Description
1 The Default Project
All undergraduate students should work on this project. As for Ph.D. and Masters students, there are
two other options available:
1. Proposing your own research projects.
2. Working with Prof. Shu and TAs for promising research projects.
You still need to form a 2-member group for the above options. You can find the instructions in
Section 2 and Section 3.
1.1 Task: Fake News Classification
Social media has become one of the major resources for people to obtain news and information. For
example, it is found that social media now outperforms television as the major news source. However,
because it is cheap to provide news online and much faster and easier to disseminate through social
media, large volumes of fake news or misinformation are produced online for a variety of purposes,
such as financial and political gain.
The extensive spread of fake news/misinformation can have a
serious negative impact on individuals and society: (i) breaking the authenticity balance of the news
ecosystem; (ii) intentionally persuading consumers to accept biased or false beliefs; and (iii) changing
the way people interpret and respond to real news and information. Therefore, it is important to
detect fake news and misinformation in social media.
We formally define the task as follow. Given the title of a fake news article A and the title of a
coming news article B, participants are asked to classify B into one of the three categories:
• agreed: B talks about the same fake news as A.
• disagreed: B refutes the fake news in A.
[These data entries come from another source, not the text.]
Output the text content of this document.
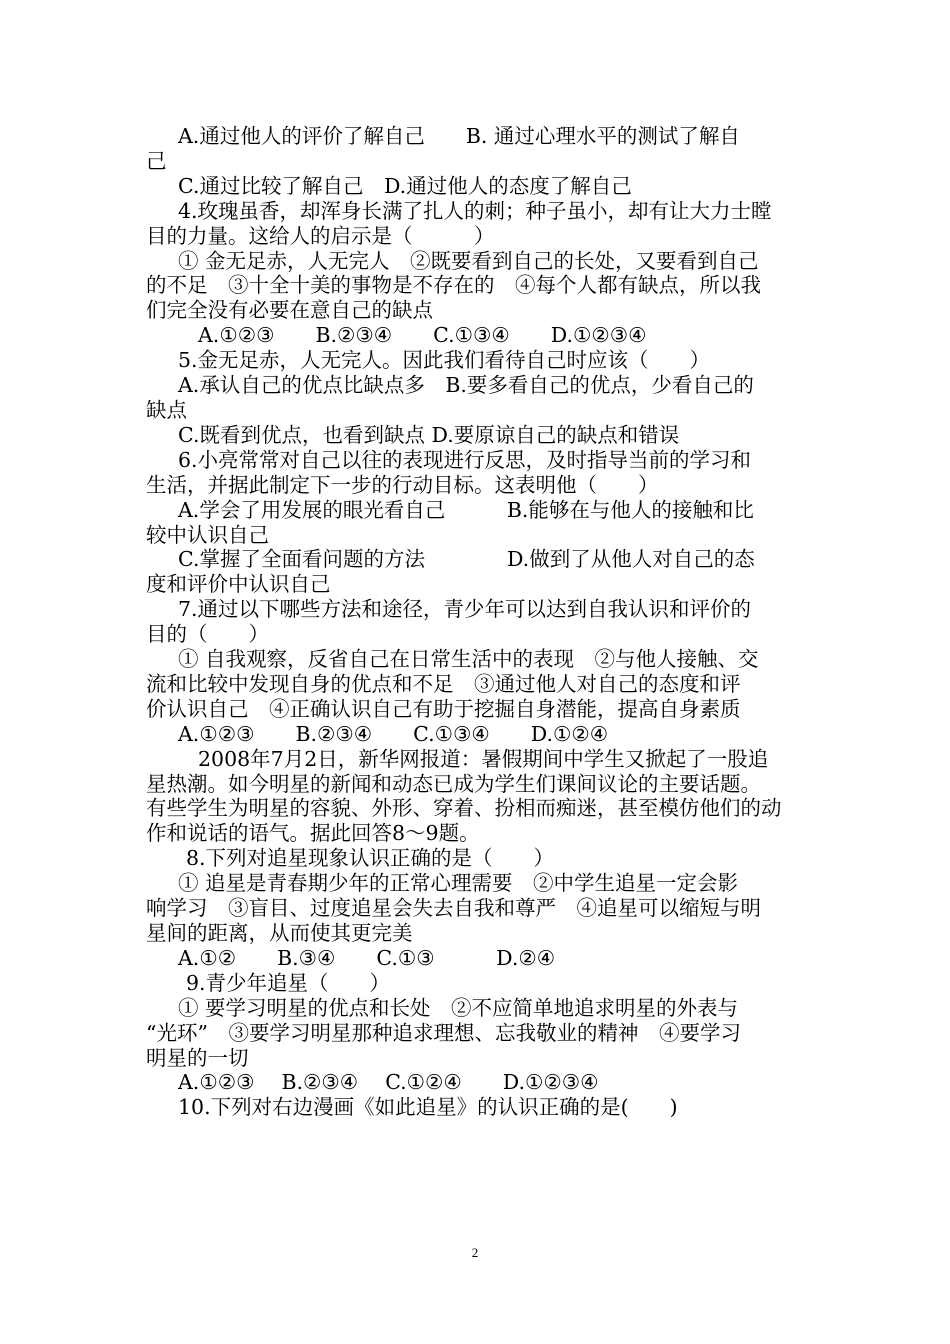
A.通过他人的评价了解自己　　B. 通过心理水平的测试了解自
己
C.通过比较了解自己　D.通过他人的态度了解自己
4.玫瑰虽香，却浑身长满了扎人的刺；种子虽小，却有让大力士瞠
目的力量。这给人的启示是（　　　）
① 金无足赤，人无完人　②既要看到自己的长处，又要看到自己
的不足　③十全十美的事物是不存在的　④每个人都有缺点，所以我
们完全没有必要在意自己的缺点
A.①②③　　B.②③④　　C.①③④　　D.①②③④
5.金无足赤，人无完人。因此我们看待自己时应该（　　）
A.承认自己的优点比缺点多　B.要多看自己的优点，少看自己的
缺点
C.既看到优点，也看到缺点 D.要原谅自己的缺点和错误
6.小亮常常对自己以往的表现进行反思，及时指导当前的学习和
生活，并据此制定下一步的行动目标。这表明他（　　）
A.学会了用发展的眼光看自己　　　B.能够在与他人的接触和比
较中认识自己
C.掌握了全面看问题的方法　　　　D.做到了从他人对自己的态
度和评价中认识自己
7.通过以下哪些方法和途径，青少年可以达到自我认识和评价的
目的（　　）
① 自我观察，反省自己在日常生活中的表现　②与他人接触、交
流和比较中发现自身的优点和不足　③通过他人对自己的态度和评
价认识自己　④正确认识自己有助于挖掘自身潜能，提高自身素质
A.①②③　　B.②③④　　C.①③④　　D.①②④
2008年7月2日，新华网报道：暑假期间中学生又掀起了一股追
星热潮。如今明星的新闻和动态已成为学生们课间议论的主要话题。
有些学生为明星的容貌、外形、穿着、扮相而痴迷，甚至模仿他们的动
作和说话的语气。据此回答8～9题。
8.下列对追星现象认识正确的是（　　）
① 追星是青春期少年的正常心理需要　②中学生追星一定会影
响学习　③盲目、过度追星会失去自我和尊严　④追星可以缩短与明
星间的距离，从而使其更完美
A.①②　　B.③④　　C.①③　　　D.②④
9.青少年追星（　　）
① 要学习明星的优点和长处　②不应简单地追求明星的外表与
“光环”　③要学习明星那种追求理想、忘我敬业的精神　④要学习
明星的一切
A.①②③　 B.②③④　 C.①②④　　D.①②③④
10.下列对右边漫画《如此追星》的认识正确的是(　　)
2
• unrelated: B is unrelated to A.
1.2 File Descriptions
In the attached folder, you are provided with 3 CSV files:
• train.csv: Training data
• test.csv: Test data
• sample submission.csv: Expected submission format
The training data includes the “label” of each news pair, while the test data doesn’t. Validation data
can be split from train.csv. Students should use the training data to train a classifier and evaluate
their model’s performance with the validation data. Finally, by using the trained model, you are
required to predict the results for the test data. The format of your output file should be the same as
“sample submission.csv” with your prediction replaced in“lable” column.
The columns in train and test data are as follows:
• id: the id of each news pair.
• tid1: the id of fake news title 1.
• tid2: the id of news title 2.
• title1 en: the fake news title 1 in English.
• title2 en: the news title 2 in English.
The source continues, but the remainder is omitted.